Dans son premier discours devant le 10 Downing Street, l'ancienne ministre des Affaires étrangères a également tenu à rendre hommage à son prédécesseur : "L'histoire le verra comme un Premier ministre d'une énorme importance". Lors de cette même apparition, Truss a exposé ses priorités : relancer l'économie, en annonçant des réductions d'impôts ; atténuer la crise énergétique, en gelant les factures d'énergie ; et renforcer le NHS. Elle a promis de "tenir ses promesses" après son discours d'acceptation du leadership conservateur, mais le scénario est compliqué.
En réalité, l'objectif de la nouvelle Première ministre est de "résister à la tempête" et, pour ce faire, elle s'est entourée de sa garde prétorienne, rejetant les suggestions de la direction du Parti conservateur selon lesquelles elle devrait former un cabinet d'unité pour reconstruire le parti. Rien de tout cela. Truss a opté pour des profils proches et dignes de confiance, avec la condition préalable d'avoir soutenu sa candidature. Comme prévu, il n'y avait pas de logement pour Sunak. Ni pour ses soutiens internes, parmi lesquels des personnalités importantes comme Sajid Javid, Michael Gove ou Dominic Raab, qui était Premier ministre par intérim lorsque Johnson était hospitalisé pour le COVID-19.

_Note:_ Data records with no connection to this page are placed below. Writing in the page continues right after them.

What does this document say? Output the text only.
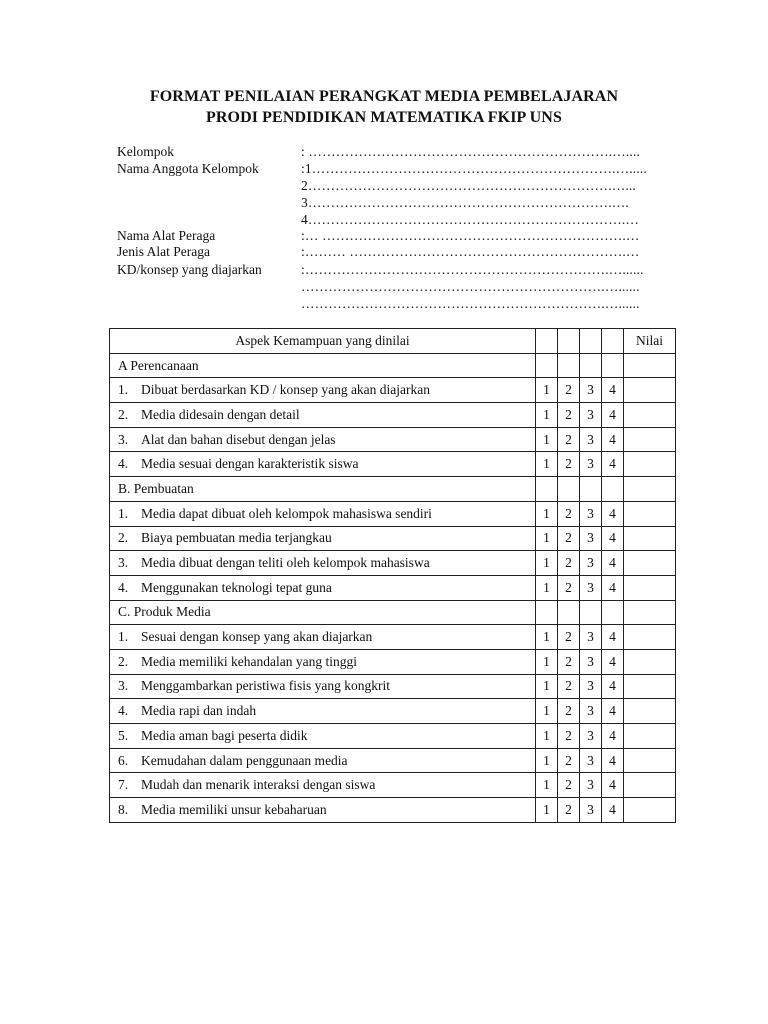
FORMAT PENILAIAN PERANGKAT MEDIA PEMBELAJARAN
PRODI PENDIDIKAN MATEMATIKA FKIP UNS
Kelompok	: ………………………………………………………….…....
Nama Anggota Kelompok	:1………………………………………………………….….....
2………………………………………………………….…...
3………………………………………………………….….
4…………………………………………………………….…
Nama Alat Peraga	:… ………………………………………………………….…
Jenis Alat Peraga	:……… …………………………………………………….…
KD/konsep yang diajarkan	:………………………………………………………….…......
………………………………………………………….…......
………………………………………………………….…......
Aspek Kemampuan yang dinilai					Nilai
A Perencanaan					
1. Dibuat berdasarkan KD / konsep yang akan diajarkan	1	2	3	4	
2. Media didesain dengan detail	1	2	3	4	
3. Alat dan bahan disebut dengan jelas	1	2	3	4	
4. Media sesuai dengan karakteristik siswa	1	2	3	4	
B. Pembuatan					
1. Media dapat dibuat oleh kelompok mahasiswa sendiri	1	2	3	4	
2. Biaya pembuatan media terjangkau	1	2	3	4	
3. Media dibuat dengan teliti oleh kelompok mahasiswa	1	2	3	4	
4. Menggunakan teknologi tepat guna	1	2	3	4	
C. Produk Media					
1. Sesuai dengan konsep yang akan diajarkan	1	2	3	4	
2. Media memiliki kehandalan yang tinggi	1	2	3	4	
3. Menggambarkan peristiwa fisis yang kongkrit	1	2	3	4	
4. Media rapi dan indah	1	2	3	4	
5. Media aman bagi peserta didik	1	2	3	4	
6. Kemudahan dalam penggunaan media	1	2	3	4	
7. Mudah dan menarik interaksi dengan siswa	1	2	3	4	
8. Media memiliki unsur kebaharuan	1	2	3	4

La nouvelle Première ministre a annoncé les noms quelques heures après son entrée en fonction ; les décisions avaient été prises depuis des semaines. Elle avait eu tout le temps de dessiner les contours du cabinet, en s'appuyant sur des personnalités proches d'elle au sein du parti, notamment sur le plan idéologique, mais aussi sur le plan politique, notamment ceux qui ont soutenu son leadership dans sa candidature contre Sunak. Selon les analystes, les nouveaux membres proviennent presque entièrement de l'aile dure, nationaliste et néolibérale du parti.
Un autre facteur se distingue. Pour la première fois, trois des cinq ministères les plus importants seront dirigés par des immigrants de deuxième génération. Les choix de Truss ont été Kwasi Kwarteng, d'origine ghanéenne, pour remplacer Sunak comme ministre des Finances ; James Cleverly, dont la mère est originaire de Sierra Leone, pour lui succéder comme ministre des Affaires étrangères ; et Suella Braverman qui, bien qu'aspirant à la direction du parti et du gouvernement, a finalement soutenu Truss pour recevoir le portefeuille de l'Intérieur. Cette dernière est d'origine kenyane et mauricienne.

La ministre de la Santé et du Bien-être social, Thérèse Coffey, bras droit de Truss avant de prendre la tête du gouvernement, accède également au poste de vice-premier ministre. Pour la première fois également, deux femmes occuperont les postes les plus élevés de l'exécutif. Entre-temps, le populaire Ben Wallace restera secrétaire à la défense et la candidate surprise des primaires, Penny Mordaunt, a été récompensée par la direction de la Chambre des communes et le poste de premier ministre du Conseil.
Truss espère consolider son leadership avant les prochaines élections qui, si rien ne change, sont prévues en mai 2024. Bien qu'une élection anticipée ne soit pas exclue. Son accession au pouvoir est entachée d'un manque de légitimité, puisque seule la base du Parti conservateur, une minorité qui n'est en rien représentative du peuple britannique, a voté pour elle. L'heure tourne.